How We Expertly Hemmed These A.W.A.K.E. Mode Jeans — And Why People Trust Us With Their Most Unique Denim Alterations
By Maurice Malone Published November 22, 2025
They both have wheels to get you around, but you wouldn’t take your motorcycle to an auto dealer for repairs—and you shouldn’t trust suit tailors, seamstresses, or the cleaners with your denim. Not if you care about the jeans or the outcome.
When people really care about their denim, they eventually find their way to us. It’s not because we’re the cheapest. It’s because certain jeans deserve to be handled by denim-focused experts who understand it on a deeper level—how it’s built, how it behaves, and how to alter it without stripping away what makes it special.
Plenty of tailors can shorten pants, but denim is a different animal. And once in a while, a pair comes along that reminds us why our craft matters.
That was the case with this pair of A.W.A.K.E. Mode jeans—a wild, brilliant patchwork of mismatched denim panels, inverted jean parts, and an upside-down waistband used as the hem. A true statement piece. And the customer needed them shortened without disturbing any of the design.

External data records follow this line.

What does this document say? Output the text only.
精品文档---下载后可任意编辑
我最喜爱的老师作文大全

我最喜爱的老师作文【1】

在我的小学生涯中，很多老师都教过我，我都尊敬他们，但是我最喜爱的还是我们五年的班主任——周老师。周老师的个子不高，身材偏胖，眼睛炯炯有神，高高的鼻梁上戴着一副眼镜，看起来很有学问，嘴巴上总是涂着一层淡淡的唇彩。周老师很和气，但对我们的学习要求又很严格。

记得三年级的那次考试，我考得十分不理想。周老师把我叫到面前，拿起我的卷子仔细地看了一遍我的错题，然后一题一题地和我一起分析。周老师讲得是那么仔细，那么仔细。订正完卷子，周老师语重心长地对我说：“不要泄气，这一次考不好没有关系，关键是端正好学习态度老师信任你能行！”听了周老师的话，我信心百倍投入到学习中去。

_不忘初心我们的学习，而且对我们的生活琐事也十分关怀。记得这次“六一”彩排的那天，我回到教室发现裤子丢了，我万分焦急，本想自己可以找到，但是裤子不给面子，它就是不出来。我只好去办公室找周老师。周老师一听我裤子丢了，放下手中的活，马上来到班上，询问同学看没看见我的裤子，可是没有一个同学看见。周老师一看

At first, it sounded like the usual person asking for the “Original Hem” alteration, meaning cutting the hem off and sewing it back on. That’s the hacky amateur alteration that destroys the inside of the jeans or stiffens the hem and feels like a ring at the ankles that we won’t do. It’s unnecessary and creates a silly-looking seam over the stitch line. All this to keep the worn-looking edge, which will naturally come back on its own with wear and washing.
But once we heard a little more, it was clear this wasn’t that situation. We asked the customer to email photos so we could see what we were dealing with. And once the images arrived, it was obvious these jeans required real planning, not a quick answer.
The design is unlike anything you see in conventional denim. A.W.A.K.E. Mode built the hem out of an upside-down waistband, used misaligned panels of different denims, and added an inverted, non-functional jeans upper block at the bottom of the legs. In other words, there was no straight line to follow and no “clean break” where you could simply shorten the inseam without cutting through the artwork.
To get them to the customer’s desired length without disrupting the design, we had to map out a strategy—studying how the panels interacted, where structural seams were placed, and how to maintain the visual balance once the jeans were shortened. It wasn’t a standard hem. It was engineering.
This is the kind of work people come to us for. Anyone can shorten a pair of jeans. But when the denim is unique, expensive, or architecturally designed like these A.W.A.K.E. Mode jeans, “just hemming” becomes a problem only the best can solve.